| Hi! Author of the article here. The core concern is not about the capabilities of the compute abstraction being used (bare metal, containers or functions) or testing OS capabilities. The aim is to validate mitigations which are in place to counter turbulent scenarios (For example: massive spike in traffic, network outage, dependency is down, etc). These scenarios generally originate outside the given system. These kind of questions should be asked and systematically validated (quoting the article): * Have you tested how the system behaves when the underlying instances have a sustained CPU spike? * Is the system behavior understood under different stress? * Is there sufficient monitoring? * Have the alarms been validated? * Are there any countermeasures implemented? For example, is auto-scaling set up, and does it behave as expected? Are timeouts and retries appropriate? |
"Have you tested how the system behaves when the underlying instances have a sustained CPU spike?"
Since dedicated boxes are cheap, I'd just buy 5x the CPU resources that I reasonably need and call it a day. If there ever is a more than 5x traffic spike, then docker will prevent it from being a noisy neighbor, so the affected services will just become slower than usual. But even a 10x traffic multiplier would just produce a 2x slowdown, which should be tolerable for most users.
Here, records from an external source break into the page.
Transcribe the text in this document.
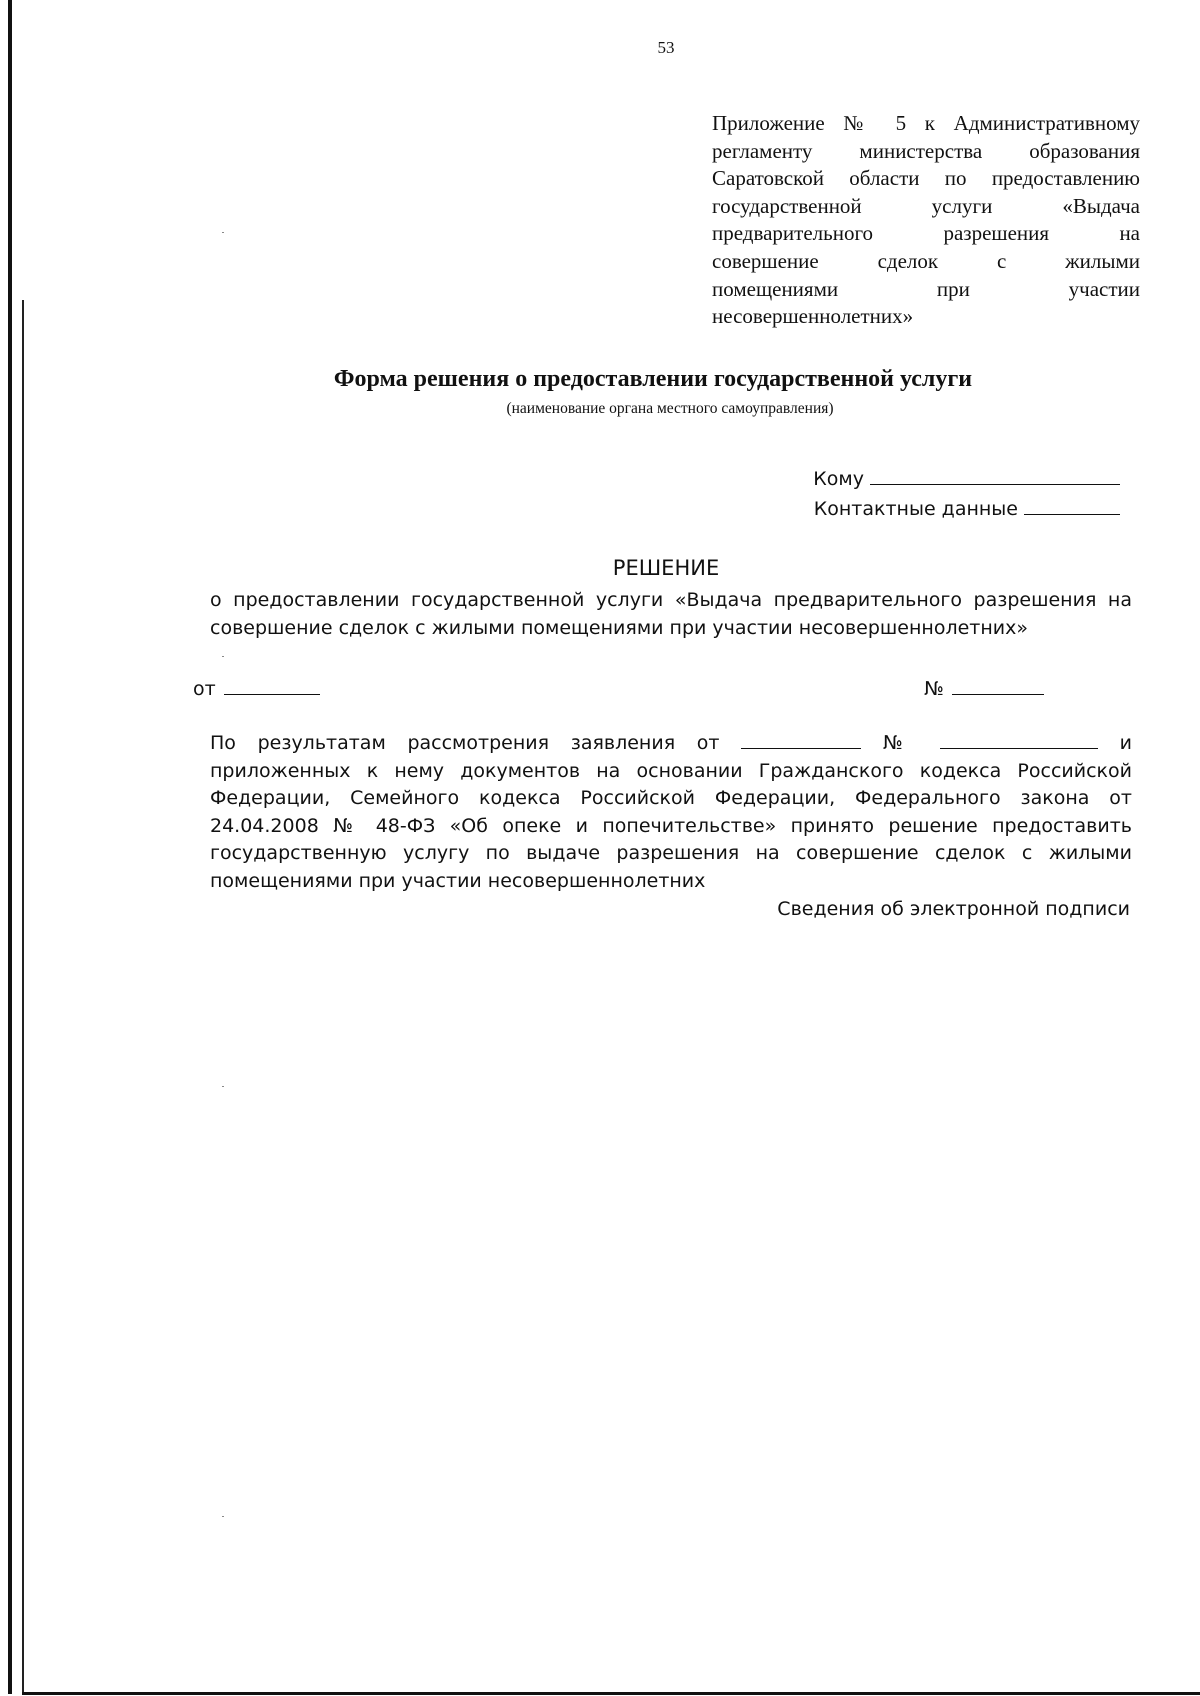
53
Приложение № 5 к Административному
регламенту министерства образования
Саратовской области по предоставлению
государственной услуги «Выдача
предварительного разрешения на
совершение сделок с жилыми
помещениями при участии
несовершеннолетних»
Форма решения о предоставлении государственной услуги
(наименование органа местного самоуправления)
Кому
Контактные данные
РЕШЕНИЕ
о предоставлении государственной услуги «Выдача предварительного разрешения на
совершение сделок с жилыми помещениями при участии несовершеннолетних»
от	№
По результатам рассмотрения заявления от	№	и
приложенных к нему документов на основании Гражданского кодекса Российской
Федерации, Семейного кодекса Российской Федерации, Федерального закона от
24.04.2008 № 48-ФЗ «Об опеке и попечительстве» принято решение предоставить
государственную услугу по выдаче разрешения на совершение сделок с жилыми
помещениями при участии несовершеннолетних
Сведения об электронной подписи
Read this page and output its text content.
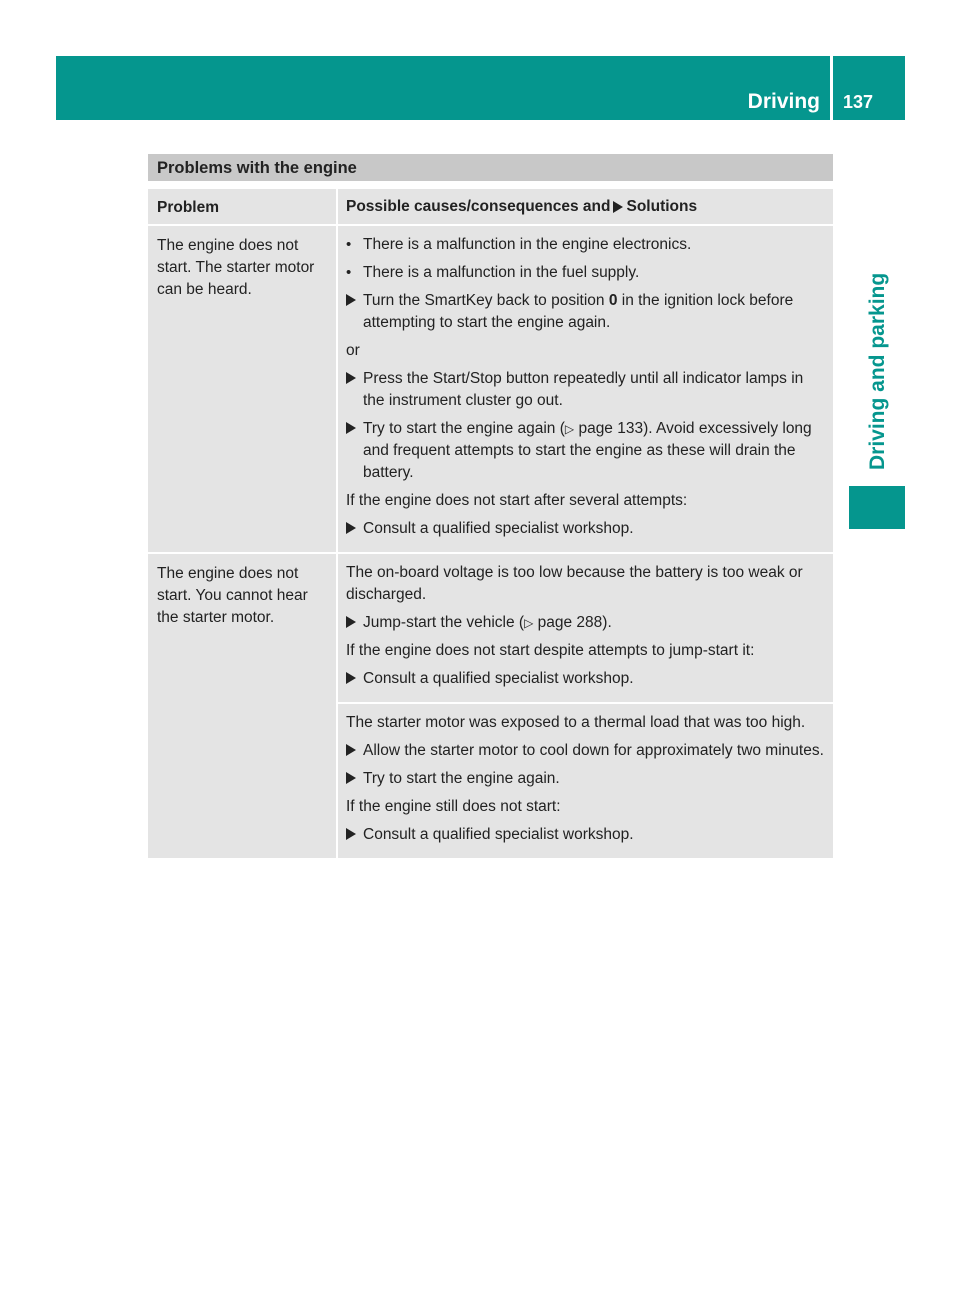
Driving 137
Driving and parking
Problems with the engine
Problem	Possible causes/consequences and Solutions
The engine does not start. The starter motor can be heard.
• There is a malfunction in the engine electronics.
• There is a malfunction in the fuel supply.
Turn the SmartKey back to position 0 in the ignition lock before attempting to start the engine again.
or
Press the Start/Stop button repeatedly until all indicator lamps in the instrument cluster go out.
Try to start the engine again (▷ page 133). Avoid excessively long and frequent attempts to start the engine as these will drain the battery.
If the engine does not start after several attempts:
Consult a qualified specialist workshop.
The engine does not start. You cannot hear the starter motor.
The on-board voltage is too low because the battery is too weak or discharged.
Jump-start the vehicle (▷ page 288).
If the engine does not start despite attempts to jump-start it:
Consult a qualified specialist workshop.
The starter motor was exposed to a thermal load that was too high.
Allow the starter motor to cool down for approximately two minutes.
Try to start the engine again.
If the engine still does not start:
Consult a qualified specialist workshop.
I agree that on clouds you want to save costs by only booking what you need. But bare metal, you can usually afford to keep spare capacity around all the time.
As such, I wouldn't plan for the system to behave well under stress. I'd try to always have enough resources around so that stress never happens. At the end of the day, this seems like a developer time vs. resource costs trade-off and for most companies, developers are sparse and resources are plentiful, so they'll have a very different trade-off from big FAANG companies.
"For example, is auto-scaling set up, and does it behave as expected?"
If your system is usually 90% idle, I wonder if you'll ever need that auto-scaling. Also, I'd say my customers can endure it if page load time goes up from 100ms to 200ms. So in my opinion, there is little need for auto-scaling for most companies.